O ministro relator considerou que deputados sediados fora do Brasil, como é o caso dos dois parlamentares, perdem a legitimidade para indicar e executar emendas. A determinação vale para todas as novas propostas — o Executivo está proibido de receber, analisar ou liberar recursos derivados dessas emendas. A medida atingiria cerca de R$ 80 milhões em indicações.

Para o ministro, o mandato parlamentar implica presença institucional no país, vivência da realidade nacional e representação efetiva dos cidadãos — e nada disso se compatibiliza com “teletrabalho integral transnacional”. Em sua visão, permitir que deputados no exterior encaminhem verbas públicas distorce o processo orçamentário, violando os princípios da legalidade e moralidade previstos na Constituição.

Eduardo Bolsonaro deixou o país em 2025, e Ramagem, já condenado em processo penal, também está fora do Brasil e é considerado foragido.
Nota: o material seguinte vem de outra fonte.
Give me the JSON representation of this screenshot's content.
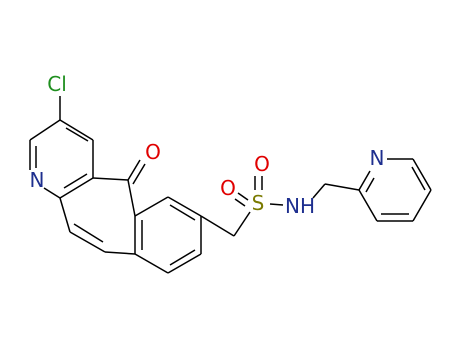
{
  "atoms": [
    {
      "label": "Cl"
    },
    {
      "label": "O"
    },
    {
      "label": "N"
    },
    {
      "label": "O"
    },
    {
      "label": "S"
    },
    {
      "label": "O"
    },
    {
      "label": "NH"
    },
    {
      "label": "N"
    }
  ]
}
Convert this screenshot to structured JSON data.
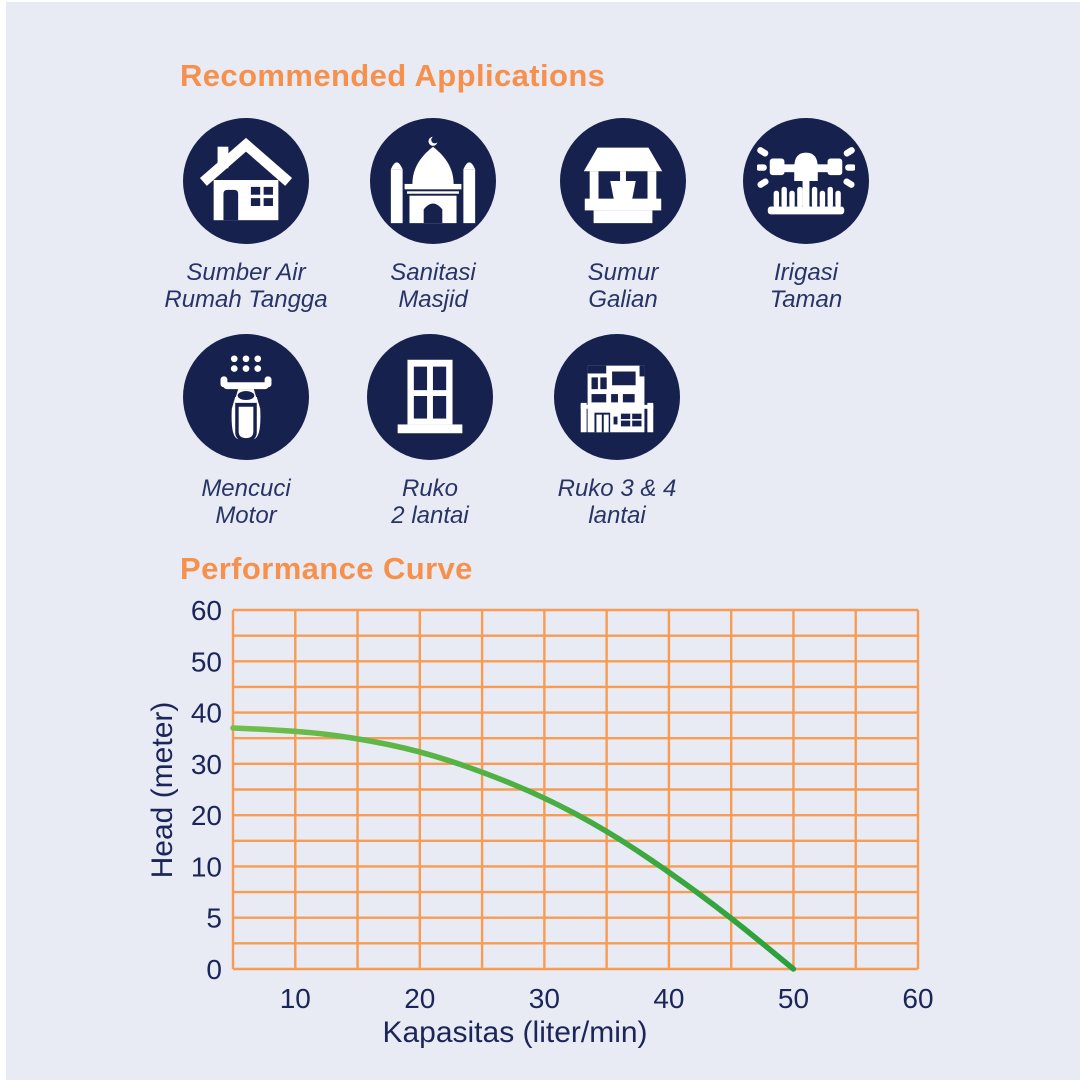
{
  "colors": {
    "background": "#E8EAF4",
    "navy": "#16214E",
    "heading_orange": "#F6914D",
    "label_navy": "#283465",
    "tick_navy": "#1B2557"
  },
  "sections": {
    "applications": {
      "title": "Recommended Applications"
    },
    "performance": {
      "title": "Performance Curve"
    }
  },
  "applications": [
    {
      "icon": "house-icon",
      "line1": "Sumber Air",
      "line2": "Rumah Tangga"
    },
    {
      "icon": "mosque-icon",
      "line1": "Sanitasi",
      "line2": "Masjid"
    },
    {
      "icon": "well-icon",
      "line1": "Sumur",
      "line2": "Galian"
    },
    {
      "icon": "sprinkler-icon",
      "line1": "Irigasi",
      "line2": "Taman"
    },
    {
      "icon": "scooter-icon",
      "line1": "Mencuci",
      "line2": "Motor"
    },
    {
      "icon": "building-2-icon",
      "line1": "Ruko",
      "line2": "2 lantai"
    },
    {
      "icon": "building-34-icon",
      "line1": "Ruko 3 & 4",
      "line2": "lantai"
    }
  ],
  "chart_data": {
    "type": "line",
    "title": "Performance Curve",
    "xlabel": "Kapasitas (liter/min)",
    "ylabel": "Head (meter)",
    "x": [
      5,
      10,
      15,
      20,
      25,
      30,
      35,
      40,
      45,
      50
    ],
    "y": [
      37,
      36.5,
      35,
      32.5,
      28.5,
      23.5,
      17,
      9.5,
      5,
      0
    ],
    "xticks": [
      10,
      20,
      30,
      40,
      50,
      60
    ],
    "yticks": [
      60,
      50,
      40,
      30,
      20,
      10,
      5,
      0
    ],
    "xlim": [
      5,
      60
    ],
    "xgrid_step": 5,
    "grid": true,
    "legend": "none",
    "grid_color": "#F79C52",
    "line_color_start": "#72BF4B",
    "line_color_end": "#2AA03C"
  }
}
A suspensão das emendas indica um corte drástico nas prerrogativas parlamentares desses políticos enquanto não retornarem ou recuperarem legitimidade para atuação no Legislativo.

Com o bloqueio, o Executivo não poderá liberar os recursos públicos correspondentes às emendas indicadas pelos dois deputados. Projetos e obras que dependiam dessas verbas devem ser paralisados ou reavaliados. A decisão marca precedente importante sobre os limites do exercício parlamentar remoto ou no exterior — e reforça o entendimento de que mandato envolve presença física e responsabilidade direta perante a sociedade.